Mettre en œuvre la politique étrangère

NEW YORK – Une citation célèbre du cinéaste Woody Allen est que « 80% de la vie consiste à se pointer ». On peut ergoter sur le pourcentage, mais la perspective d’Allen est importante: il faut entrer dans le jeu – être un joueur – pour avoir une chance d’obtenir ses objectifs.

Cela vaut aussi pour les affaires du monde. Si se pointer représente 80% de la vie, au moins 80% de la politique étrangère consiste à en assurer le suivi. Les plans intelligents, les bonnes intentions et d’excellentes qualités de négociateur sont essentiels, mais ne sont jamais assez – loin de là. Comme pour les entreprises, l’éducation et bien d’autres choses dans la vie, la réussite – ou non – de la politique étrangère est essentiellement une question de mise en œuvre et d’exécution.

Cette observation sera testée plus d’une fois en 2016 et au cours des années suivantes. Un exemple frappant est l’Accord de partenariat transpacifique (TPP), le pacte commercial signé en octobre par 12 pays autour du Pacifique en Asie et dans les Amériques. Si l’accord entre en vigueur, il fera augmenter le commerce mondial, stimulera la croissance économique et renforcera les liens entre les États-Unis et ses alliés régionaux qui, sinon, seraient tentés de se rapprocher de la Chine.

L’entrée en vigueur de l’accord, néanmoins, est soumise à la ratification par les assemblées législatives de la plupart des 12 signataires. Le résultat aux États-Unis et au Japon, respectivement les première et troisième plus grandes économies du monde, sera particulièrement lourd de conséquences. En effet, tout le monde attend de voir ce qui se passe aux États-Unis.

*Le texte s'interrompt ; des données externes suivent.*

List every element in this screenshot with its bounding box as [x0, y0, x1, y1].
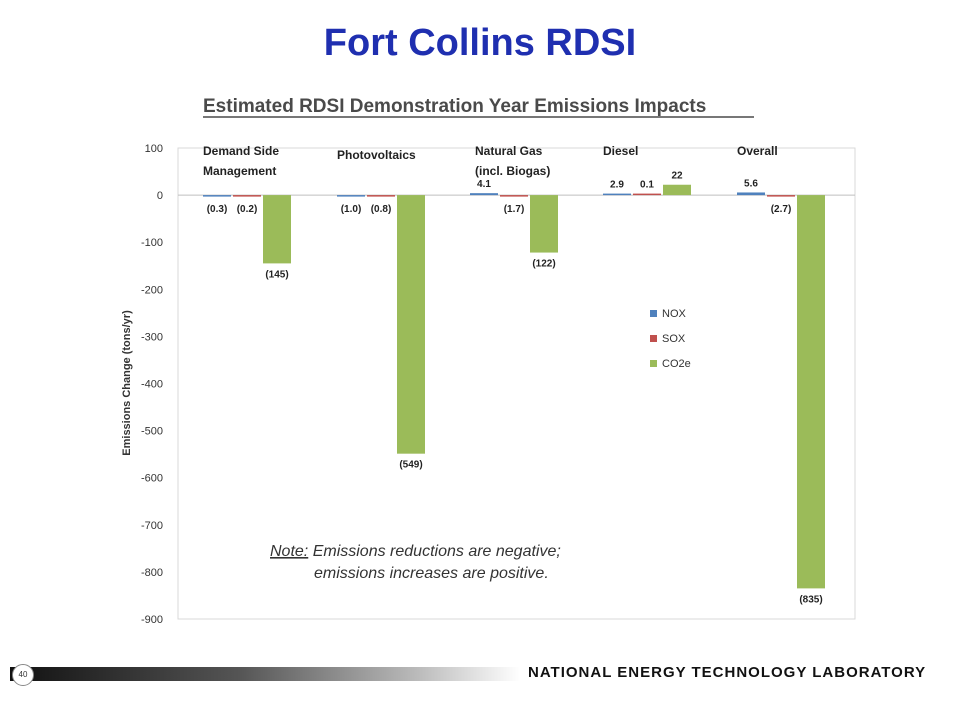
emissions-chart: Estimated RDSI Demonstration Year Emissi…	[121, 96, 856, 626]
category-label: Diesel	[603, 144, 638, 158]
data-label: (2.7)	[771, 204, 792, 215]
legend-label: CO2e	[662, 358, 691, 370]
bar-sox	[633, 193, 661, 196]
bar-nox	[470, 193, 498, 196]
legend-label: NOX	[662, 308, 687, 320]
bar-nox	[737, 192, 765, 196]
bar-sox	[767, 195, 795, 197]
y-tick-label: -100	[141, 237, 163, 249]
footer-gradient-bar	[10, 667, 520, 681]
category-label: Overall	[737, 144, 778, 158]
y-tick-label: -600	[141, 473, 163, 485]
page-number: 40	[12, 664, 34, 686]
bar-sox	[233, 195, 261, 197]
data-label: (835)	[799, 594, 822, 605]
data-label: (0.2)	[237, 204, 258, 215]
category-label: Photovoltaics	[337, 148, 416, 162]
note-line-1: Note: Emissions reductions are negative;	[270, 543, 561, 560]
y-tick-label: -800	[141, 567, 163, 579]
data-label: (0.3)	[207, 204, 228, 215]
note-line-2: emissions increases are positive.	[314, 565, 549, 582]
legend-swatch-nox	[650, 310, 657, 317]
y-tick-label: -400	[141, 379, 163, 391]
bar-co2e	[530, 195, 558, 253]
y-axis-label: Emissions Change (tons/yr)	[121, 310, 133, 456]
bar-sox	[367, 195, 395, 197]
bar-co2e	[797, 195, 825, 589]
bar-co2e	[663, 184, 691, 196]
category-label: Management	[203, 164, 276, 178]
data-label: (122)	[532, 259, 555, 270]
slide-title: Fort Collins RDSI	[323, 22, 637, 64]
note-text: Emissions reductions are negative;	[308, 543, 561, 560]
data-label: 22	[671, 171, 683, 182]
chart-title: Estimated RDSI Demonstration Year Emissi…	[203, 96, 706, 117]
plot-area-border	[177, 147, 856, 620]
data-label: 2.9	[610, 180, 624, 191]
footer-organization: NATIONAL ENERGY TECHNOLOGY LABORATORY	[528, 664, 927, 681]
legend-label: SOX	[662, 333, 686, 345]
category-label: Demand Side	[203, 144, 279, 158]
y-tick-label: 0	[157, 190, 163, 202]
data-label: (1.0)	[341, 204, 362, 215]
data-label: (549)	[399, 460, 422, 471]
y-tick-label: -200	[141, 284, 163, 296]
data-label: 0.1	[640, 180, 654, 191]
bar-nox	[337, 195, 365, 197]
bar-sox	[500, 195, 528, 197]
data-label: 4.1	[477, 179, 491, 190]
category-label: Natural Gas	[475, 144, 543, 158]
data-label: (145)	[265, 269, 288, 280]
data-label: 5.6	[744, 178, 758, 189]
bar-nox	[203, 195, 231, 197]
y-tick-label: -500	[141, 426, 163, 438]
legend-swatch-co2e	[650, 360, 657, 367]
note-label: Note:	[270, 543, 308, 560]
y-tick-label: -300	[141, 331, 163, 343]
data-label: (0.8)	[371, 204, 392, 215]
y-tick-label: -900	[141, 614, 163, 626]
y-tick-label: 100	[145, 143, 163, 155]
category-label: (incl. Biogas)	[475, 164, 550, 178]
legend-swatch-sox	[650, 335, 657, 342]
bar-nox	[603, 193, 631, 196]
bar-co2e	[263, 195, 291, 264]
bar-co2e	[397, 195, 425, 454]
y-tick-label: -700	[141, 520, 163, 532]
data-label: (1.7)	[504, 204, 525, 215]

Or, l’approbation par le Congrès des États-Unis est loin d’être certaine, d’autant que les candidats à la présidentielle – tous les démocrates et les principaux républicains – se sont prononcés contre l’accord. Le vote, s’il a lieu, sera serré et les enjeux sont élevés, car un échec à ratifier le TPP soulèverait des questions fondamentales quant à l’efficacité et la capacité politiques de l’Amérique d’être un partenaire fiable pour ses alliés.

Un deuxième test viendra de la Syrie, sans doute le plus grand échec international de ces dernières années. En décembre, le Conseil de sécurité des Nations Unies a adopté à l’unanimité la résolution 2 254, qui établit un cadre politique pour une guerre civile qui fait rage depuis près de cinq ans et a généré plus de 300.000 victimes et des millions de réfugiés.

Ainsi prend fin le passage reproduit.